Keras input process with DataFrame variable length list of strings - tensorflow

I am trying to build a TF/Keras model that takes in sequential feature and scalar features. The training data is from a Pandas DataFrame. The sequential feature for one example can be considered as a list of strings(or words of different length) under one column of the DataFrame. The words themselves can be seen as categorical, the number of unique words being limited. I am wondering what is the right order and method to process data of this kind? Possible steps include mapping the string to integers, padding/truncating to a fixed length
I was planning to convert the sequential features and scalar features into tensors following https://www.tensorflow.org/tutorials/structured_data/preprocessing_layers. Then put the sequential features into a LSTM and the scalar feature into a MLP and use a FCN to combine their outputs. I am stuck at the data process step.

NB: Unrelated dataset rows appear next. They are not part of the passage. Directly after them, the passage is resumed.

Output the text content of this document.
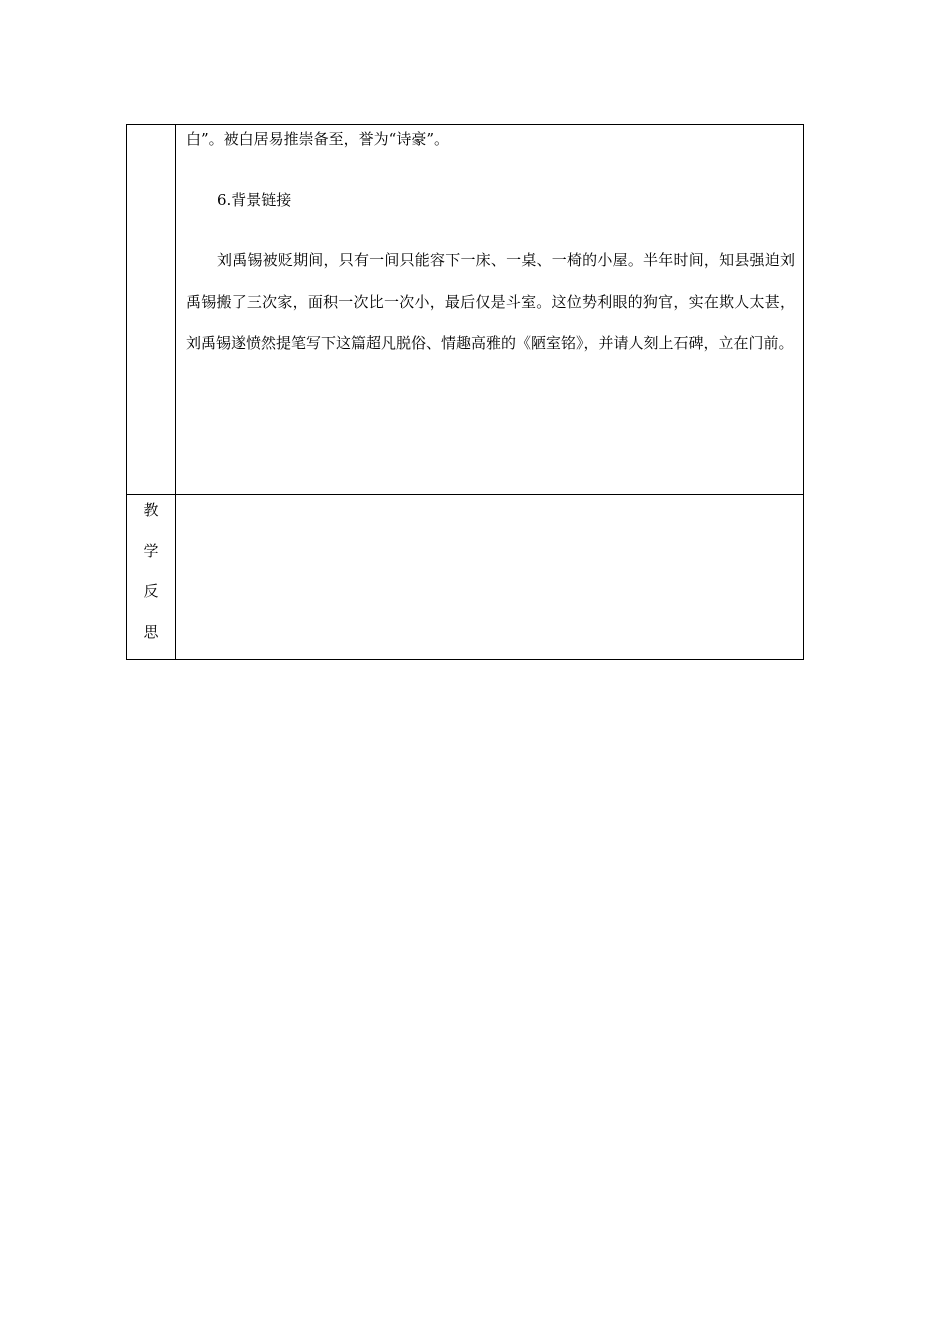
	白”。被白居易推崇备至，誉为“诗豪”。

6.背景链接

刘禹锡被贬期间，只有一间只能容下一床、一桌、一椅的小屋。半年时间，知县强迫刘禹锡搬了三次家，面积一次比一次小，最后仅是斗室。这位势利眼的狗官，实在欺人太甚，刘禹锡遂愤然提笔写下这篇超凡脱俗、情趣高雅的《陋室铭》，并请人刻上石碑，立在门前。

教
学
反
思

I have tried using keras.layers.StringLookup to convert the string list feature into integer list. But it complains that the nparray cannot be converted to tensor. And I am wondering should I first convert the list of strings into a string Tensor and then convert it into a integer Tensor? And what is the right order and method to process data of this kind.

Yes, as a first step you can convert your list of strings to tensors. To convert a string to tensor, you can use "tf.constant" function. For example:
import tensorflow as tf
s = ["dog", "cat"]
ts = tf.constant(s)
print(ts)
You get:
tf.Tensor([b'dog' b'cat'], shape=(2,), dtype=string)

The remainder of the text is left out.